Le WWF se réjouit de la décision n°2013-346 QPC du Conseil Constitutionnel validant la loi du 13 juillet 2011 interdisant l’exploration et l’exploitation des mines d’hydrocarbures liquides et gazeux par fracturation hydraulique.

 

Le groupe pétrolier Schuepbach avait remis en cause la constitutionnalité des articles 1 et 3 de la loi du 13 juillet et déposé une question prioritaire de constitutionnalité afin de contester la validité de l’arrêté du 12 octobre 2011 qui avait abrogé ses deux permis exclusifs de recherche.

 

En France comme en Europe, le WWF tient à manifester son opposition à l’exploitation des gaz de schiste.

 

Aucune preuve scientifique convaincante ne permet en effet de justifier la compatibilité de ce mode d’exploitation avec la protection des ressources hydriques. De très nombreux risques de pollutions de nappes phréatiques sont avérés.

 

De plus, l’exploration et l’exploitation des gaz et huile de roche sont l’occasion de rejets importants de méthane, un gaz à effet de serre dont le pouvoir réchauffant est 25 fois supérieurs au CO2.

 

Enfin de nombreuses études économiques[1] sur l’impact de l’exploitation des gaz de schiste sur l’emploi aux Etats-Unis démontrent qu’en moyenne 750 000 euros de production de gaz ne créent que deux emplois.

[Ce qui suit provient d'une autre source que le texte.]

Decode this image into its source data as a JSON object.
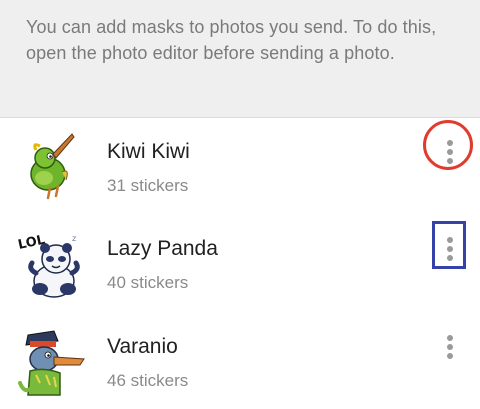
{
  "info": {
    "text": "You can add masks to photos you send. To do this, open the photo editor before sending a photo."
  },
  "packs": [
    {
      "name": "Kiwi Kiwi",
      "count": "31 stickers",
      "thumb_icon": "kiwi-bird-sticker"
    },
    {
      "name": "Lazy Panda",
      "count": "40 stickers",
      "thumb_icon": "panda-sticker",
      "thumb_text": "LOL"
    },
    {
      "name": "Varanio",
      "count": "46 stickers",
      "thumb_icon": "lizard-sticker"
    }
  ],
  "menu_icon": "more-vertical-icon",
  "annotations": {
    "circle_color": "#e03c2e",
    "rect_color": "#3543a8"
  }
}
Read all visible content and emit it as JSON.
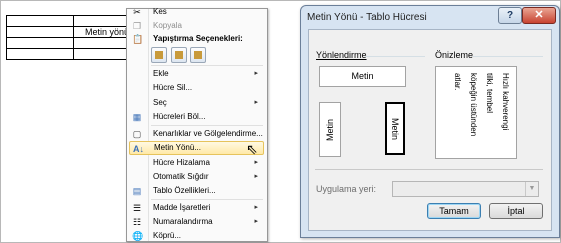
{
  "table": {
    "cell_text": "Metin yönü"
  },
  "menu": {
    "cut_label": "Kes",
    "copy_label": "Kopyala",
    "paste_options_label": "Yapıştırma Seçenekleri:",
    "items": [
      {
        "label": "Ekle",
        "arrow": "▸"
      },
      {
        "label": "Hücre Sil..."
      },
      {
        "label": "Seç",
        "arrow": "▸"
      },
      {
        "label": "Hücreleri Böl..."
      },
      {
        "label": "Kenarlıklar ve Gölgelendirme..."
      },
      {
        "label": "Metin Yönü..."
      },
      {
        "label": "Hücre Hizalama",
        "arrow": "▸"
      },
      {
        "label": "Otomatik Sığdır",
        "arrow": "▸"
      },
      {
        "label": "Tablo Özellikleri..."
      },
      {
        "label": "Madde İşaretleri",
        "arrow": "▸"
      },
      {
        "label": "Numaralandırma",
        "arrow": "▸"
      },
      {
        "label": "Köprü..."
      }
    ]
  },
  "dialog": {
    "title": "Metin Yönü - Tablo Hücresi",
    "help_label": "?",
    "close_label": "✕",
    "orientation_label": "Yönlendirme",
    "preview_label": "Önizleme",
    "opt_horizontal": "Metin",
    "opt_up": "Metin",
    "opt_down": "Metin",
    "preview_lines": [
      "Hızlı kahverengi",
      "tilki, tembel",
      "köpeğin üstünden",
      "atlar."
    ],
    "apply_to_label": "Uygulama yeri:",
    "apply_to_value": "",
    "ok_label": "Tamam",
    "cancel_label": "İptal"
  }
}
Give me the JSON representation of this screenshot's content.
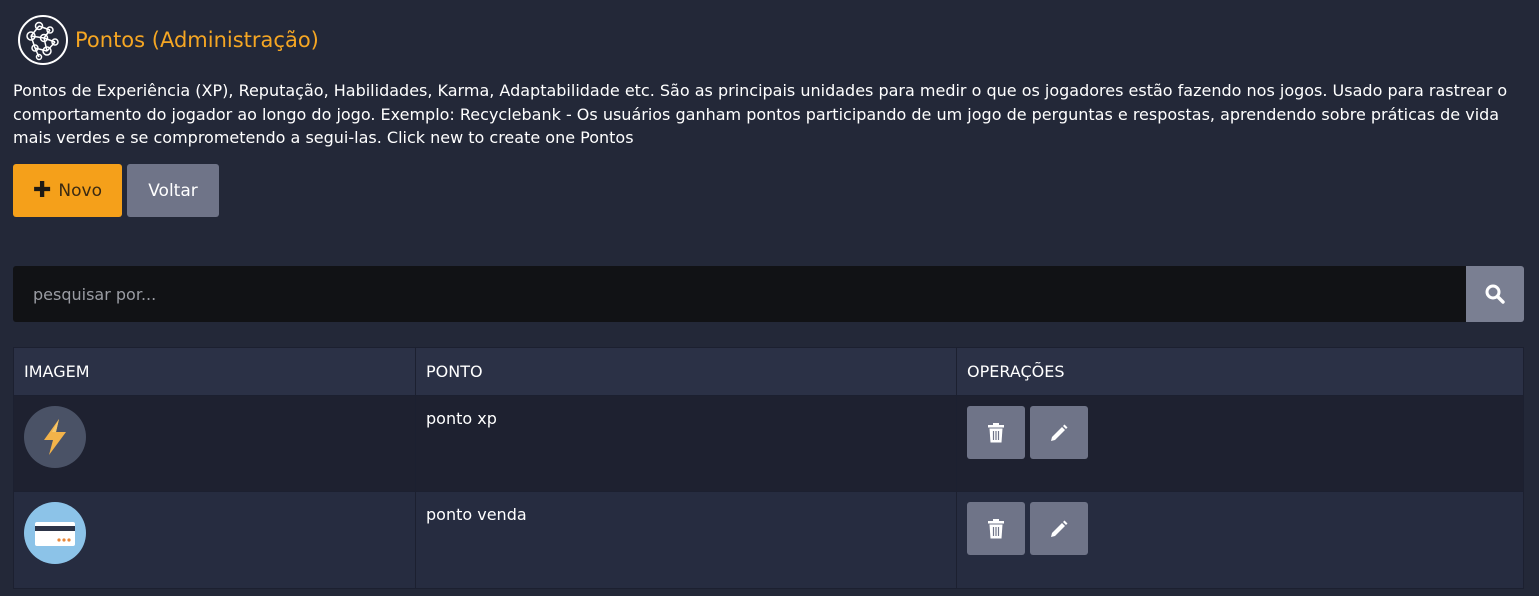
{
  "header": {
    "title": "Pontos (Administração)",
    "logo_icon": "globe-network-icon"
  },
  "description": "Pontos de Experiência (XP), Reputação, Habilidades, Karma, Adaptabilidade etc. São as principais unidades para medir o que os jogadores estão fazendo nos jogos. Usado para rastrear o comportamento do jogador ao longo do jogo. Exemplo: Recyclebank - Os usuários ganham pontos participando de um jogo de perguntas e respostas, aprendendo sobre práticas de vida mais verdes e se comprometendo a segui-las. Click new to create one Pontos",
  "toolbar": {
    "new_label": "Novo",
    "new_icon": "plus-icon",
    "back_label": "Voltar"
  },
  "search": {
    "placeholder": "pesquisar por...",
    "value": "",
    "icon": "search-icon"
  },
  "table": {
    "columns": [
      "IMAGEM",
      "PONTO",
      "OPERAÇÕES"
    ],
    "rows": [
      {
        "image_icon": "lightning-bolt-icon",
        "point": "ponto xp"
      },
      {
        "image_icon": "credit-card-icon",
        "point": "ponto venda"
      }
    ],
    "operations": [
      "trash-icon",
      "pencil-icon"
    ]
  },
  "colors": {
    "background": "#232838",
    "accent": "#f5a623",
    "button_gray": "#6f7488",
    "table_header": "#2b3146"
  }
}
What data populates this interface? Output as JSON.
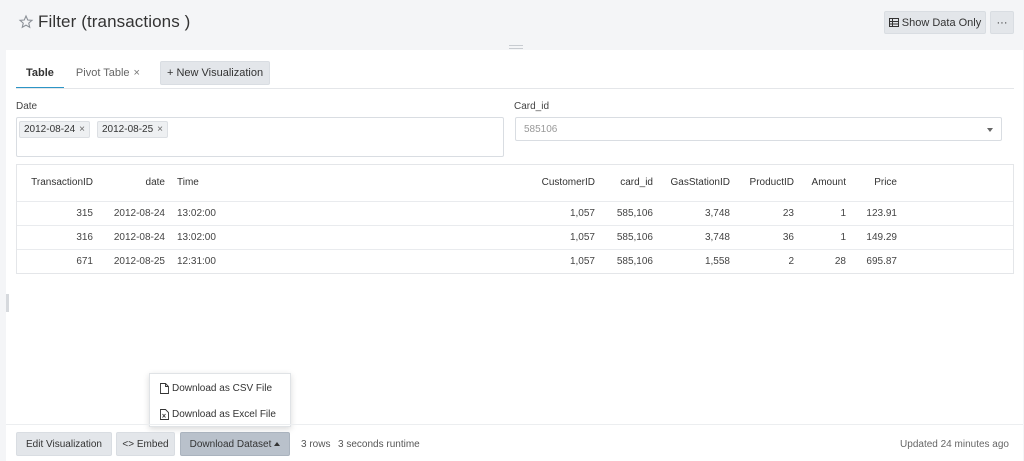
{
  "header": {
    "title": "Filter (transactions )",
    "show_data_label": "Show Data Only",
    "more_label": "···"
  },
  "tabs": {
    "items": [
      {
        "label": "Table",
        "active": true
      },
      {
        "label": "Pivot Table",
        "active": false,
        "close": "×"
      }
    ],
    "new_visualization": "+ New Visualization"
  },
  "filters": {
    "date_label": "Date",
    "date_values": [
      {
        "label": "2012-08-24",
        "remove": "×"
      },
      {
        "label": "2012-08-25",
        "remove": "×"
      }
    ],
    "card_label": "Card_id",
    "card_value": "585106"
  },
  "table": {
    "columns": [
      "TransactionID",
      "date",
      "Time",
      "CustomerID",
      "card_id",
      "GasStationID",
      "ProductID",
      "Amount",
      "Price"
    ],
    "rows": [
      [
        "315",
        "2012-08-24",
        "13:02:00",
        "1,057",
        "585,106",
        "3,748",
        "23",
        "1",
        "123.91"
      ],
      [
        "316",
        "2012-08-24",
        "13:02:00",
        "1,057",
        "585,106",
        "3,748",
        "36",
        "1",
        "149.29"
      ],
      [
        "671",
        "2012-08-25",
        "12:31:00",
        "1,057",
        "585,106",
        "1,558",
        "2",
        "28",
        "695.87"
      ]
    ]
  },
  "download_menu": {
    "csv": "Download as CSV File",
    "excel": "Download as Excel File"
  },
  "footer": {
    "edit": "Edit Visualization",
    "embed": "<> Embed",
    "download": "Download Dataset",
    "rows": "3 rows",
    "runtime": "3 seconds runtime",
    "updated": "Updated 24 minutes ago"
  },
  "colors": {
    "accent": "#2c95c6",
    "page_bg": "#f4f5f7",
    "button_bg": "#e3e6ea",
    "active_button_bg": "#b9c1cb"
  },
  "icons": {
    "favorite": "star-outline-icon",
    "show_data": "table-icon",
    "file": "file-icon",
    "caret": "caret-icon"
  }
}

Pour créer les 100 000 emplois avancés par les pro-gaz de schiste il faudrait donc creuser 90 000 puits en France métropolitaine, soit 30 par jour jusqu’en 2020.

 

Si nous voulons éviter les conséquences désastreuses des changements climatiques, rappelées utilement par le rapport du GIEC il y a une semaine, il est impératif de laisser enfouis dans le sol ces combustibles fossiles et se tourner vers les seules solutions viables : la sobriété, l’efficacité et les énergies renouvelables.